Construct Binary Tree from Inorder and Postorder Traversal
Leetcode
Given inorder and postorder traversal of a tree, construct the binary tree.
Analysis
- post-order的最后一个作为root
- 从in-order中找到root,左边range是left tree,右边range是right tree
- post-order根据这两个range可以recursive的建立subtree
Code
public TreeNode buildTreePostIn(int[] inorder, int[] postorder) {
if (inorder == null || postorder == null || inorder.length != postorder.length)
return null;
HashMap<Integer, Integer> hm = new HashMap<Integer,Integer>();
for (int i=0;i<inorder.length;++i)
hm.put(inorder[i], i);
return buildTreePostIn(inorder, 0, inorder.length-1, postorder, 0,
postorder.length-1,hm);
}
private TreeNode buildTreePostIn(int[] inorder, int is, int ie, int[] postorder, int ps, int pe,
HashMap<Integer,Integer> hm){
if (ps>pe || is>ie) return null;
TreeNode root = new TreeNode(postorder[pe]);
int ri = hm.get(postorder[pe]);
TreeNode leftchild = buildTreePostIn(inorder, is, ri-1, postorder, ps, ps+ri-is-1, hm);
TreeNode rightchild = buildTreePostIn(inorder,ri+1, ie, postorder, ps+ri-is, pe-1, hm);
root.left = leftchild;
root.right = rightchild;
return root;
}
Notes
- 用hashmap存inorder,因为要反复的从inorder中找root值的index。所以hashmap的key是inorder的value,value是inorder的index。

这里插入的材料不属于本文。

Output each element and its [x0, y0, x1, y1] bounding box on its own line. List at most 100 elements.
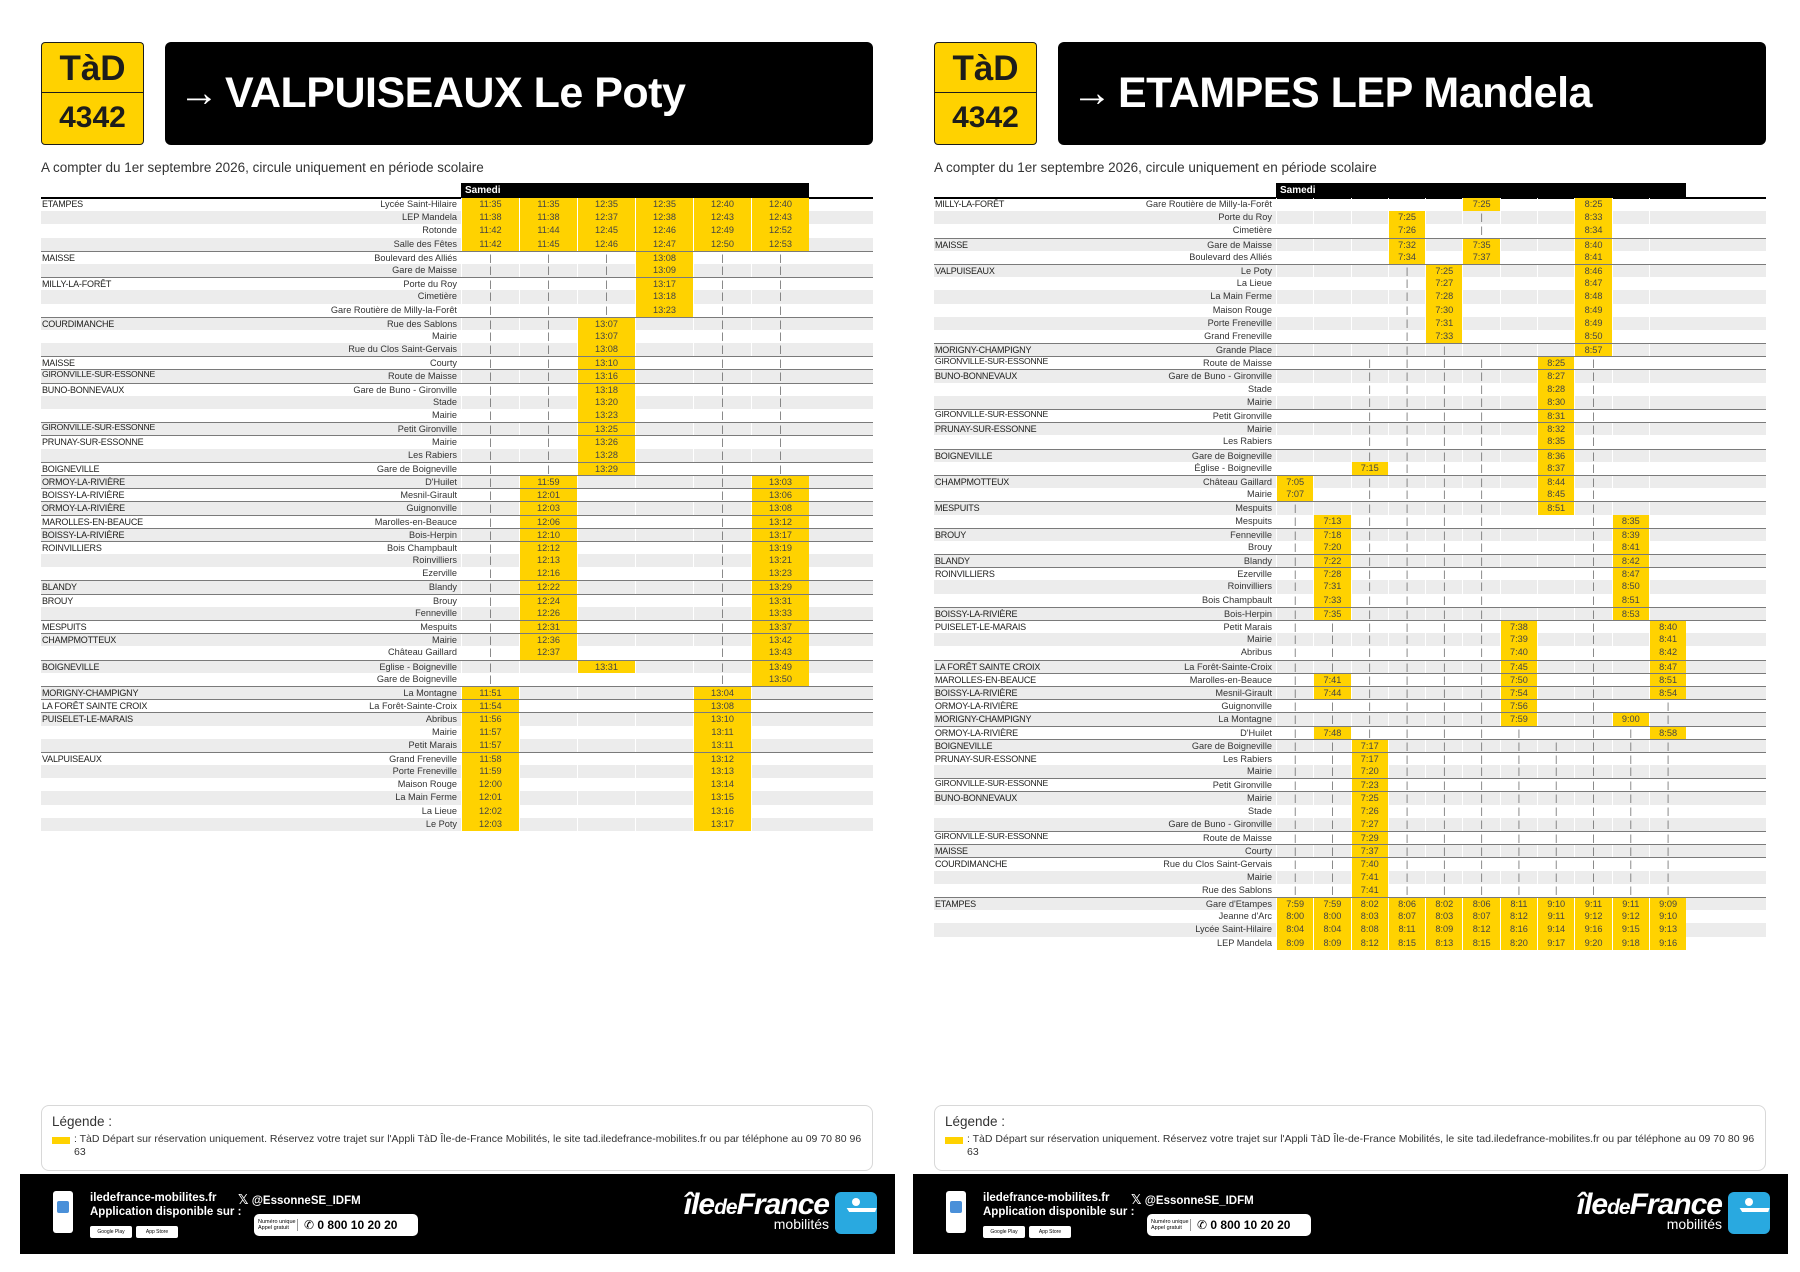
idfm-logo: îledeFrance mobilités	[1576, 1188, 1723, 1232]
time-cell: |	[693, 383, 751, 396]
departure-time: 7:32	[1387, 238, 1426, 251]
time-cell: |	[1462, 475, 1499, 489]
commune-name	[41, 791, 171, 804]
departure-time: 13:18	[577, 383, 635, 396]
footer-website[interactable]: iledefrance-mobilites.fr	[983, 1192, 1110, 1204]
time-cell	[1537, 277, 1574, 291]
time-cell: |	[519, 448, 577, 462]
departure-time: 8:25	[1574, 198, 1612, 212]
stop-name: Stade	[1247, 383, 1272, 394]
stop-name: Maison Rouge	[1212, 304, 1272, 315]
timetable: Samedi MILLY-LA-FORÊT Gare Routière de Mi…	[934, 183, 1766, 950]
time-cell: |	[1313, 633, 1350, 647]
footer-website[interactable]: iledefrance-mobilites.fr	[90, 1192, 217, 1204]
departure-time: 7:26	[1387, 224, 1426, 238]
commune-name: MORIGNY-CHAMPIGNY	[935, 345, 1032, 356]
departure-time: 11:57	[461, 738, 519, 752]
time-cell	[1499, 580, 1537, 594]
time-cell	[1276, 316, 1313, 330]
app-store-badge[interactable]: App Store	[136, 1226, 178, 1238]
time-cell	[1462, 290, 1499, 304]
time-cell: |	[693, 515, 751, 528]
time-cell: |	[1276, 621, 1313, 634]
time-cell: |	[1611, 832, 1649, 845]
departure-time: 8:12	[1350, 936, 1388, 950]
commune-name: GIRONVILLE-SUR-ESSONNE	[935, 409, 1049, 419]
time-cell	[1425, 238, 1462, 251]
time-cell	[1611, 303, 1649, 317]
commune-name: BOIGNEVILLE	[935, 740, 993, 751]
time-cell	[577, 765, 635, 779]
departure-time: 7:31	[1313, 580, 1351, 594]
time-cell: |	[693, 303, 751, 317]
google-play-badge[interactable]: Google Play	[90, 1226, 132, 1238]
departure-time: 12:10	[519, 528, 577, 541]
x-account[interactable]: 𝕏 @EssonneSE_IDFM	[1131, 1192, 1254, 1208]
stop-name: Mairie	[431, 330, 457, 341]
stop-name: Gare de Boigneville	[1191, 450, 1272, 461]
time-cell: |	[1611, 804, 1649, 818]
departure-time: 7:25	[1387, 211, 1426, 225]
timetable-panel-etampes: TàD 4342 → ETAMPES LEP Mandela A compter…	[913, 0, 1788, 1272]
departure-time: 7:07	[1276, 488, 1314, 502]
time-cell: |	[1425, 514, 1462, 528]
time-cell: |	[461, 528, 519, 541]
time-cell	[577, 713, 635, 726]
commune-name: ROINVILLIERS	[42, 542, 102, 553]
departure-time: 7:17	[1350, 739, 1388, 752]
time-cell: |	[1387, 370, 1425, 383]
time-cell	[1537, 726, 1574, 739]
time-cell: |	[693, 528, 751, 541]
departure-time: 8:42	[1648, 646, 1687, 660]
table-row: La Main Ferme | 7:28 8:48	[934, 290, 1766, 304]
time-cell	[1611, 290, 1649, 304]
time-cell	[1276, 449, 1313, 462]
commune-name: CHAMPMOTTEUX	[935, 476, 1010, 487]
time-cell	[635, 672, 693, 686]
app-store-badge[interactable]: App Store	[1029, 1226, 1071, 1238]
departure-time: 8:35	[1611, 514, 1649, 528]
time-cell	[1313, 435, 1350, 449]
time-cell	[635, 343, 693, 357]
stop-name: Petit Marais	[1223, 622, 1272, 632]
time-cell	[577, 752, 635, 766]
time-cell	[1462, 277, 1499, 291]
departure-time: 13:21	[751, 554, 809, 568]
table-row: La Lieue | 7:27 8:47	[934, 277, 1766, 291]
time-cell	[635, 329, 693, 344]
departure-time: 12:50	[693, 237, 751, 251]
stop-name: La Montagne	[1218, 714, 1272, 725]
commune-name: MORIGNY-CHAMPIGNY	[42, 687, 139, 698]
tad-badge: TàD 4342	[934, 42, 1037, 145]
time-cell	[1499, 528, 1537, 541]
time-cell	[1350, 344, 1388, 357]
time-cell	[1276, 211, 1313, 225]
time-cell	[1425, 250, 1462, 264]
table-row: GIRONVILLE-SUR-ESSONNE Route de Maisse | | |…	[934, 356, 1766, 370]
departure-time: 7:27	[1425, 277, 1463, 291]
legend-text: : TàD Départ sur réservation uniquement.…	[74, 1133, 862, 1158]
time-cell: |	[1350, 488, 1388, 502]
x-account[interactable]: 𝕏 @EssonneSE_IDFM	[238, 1192, 361, 1208]
table-row: Cimetière | | | 13:18 | |	[41, 290, 873, 304]
time-cell	[1648, 540, 1686, 555]
timetable: Samedi ETAMPES Lycée Saint-Hilaire 11:35 11…	[41, 183, 873, 831]
time-cell	[1499, 568, 1537, 581]
time-cell: |	[1499, 817, 1537, 831]
time-cell: |	[1537, 765, 1574, 779]
time-cell	[1499, 264, 1537, 278]
google-play-badge[interactable]: Google Play	[983, 1226, 1025, 1238]
time-cell: |	[1387, 514, 1425, 528]
commune-name: BLANDY	[935, 556, 970, 567]
stop-name: Courty	[429, 358, 457, 369]
time-cell: |	[1574, 700, 1611, 713]
departure-time: 13:23	[635, 303, 693, 317]
table-row: Les Rabiers | | 13:28 | |	[41, 448, 873, 462]
departure-time: 11:56	[461, 713, 519, 726]
time-cell	[751, 686, 809, 700]
departure-time: 11:38	[519, 211, 577, 225]
table-row: Roinvilliers | 12:13 | 13:21	[41, 554, 873, 568]
departure-time: 12:46	[635, 224, 693, 238]
time-cell: |	[461, 370, 519, 383]
time-cell: |	[1276, 540, 1313, 555]
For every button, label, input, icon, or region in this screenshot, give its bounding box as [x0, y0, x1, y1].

- 这题的难点在于left和right tree的index的选择需要很小心,特别是postorder的index。
- Left tree: 在inorder里找到root的index ri以后,通过ri-is得到left tree的长度。postorder里取前ri-is个构成left tree。
- inorder: is -> ri-1
- postorder: ps -> ps+ri-is-1
- Right tree:
- inorder: ri+1 -> ie
- postorder: ps+ri-is -> pe-1
Reference
Leetcode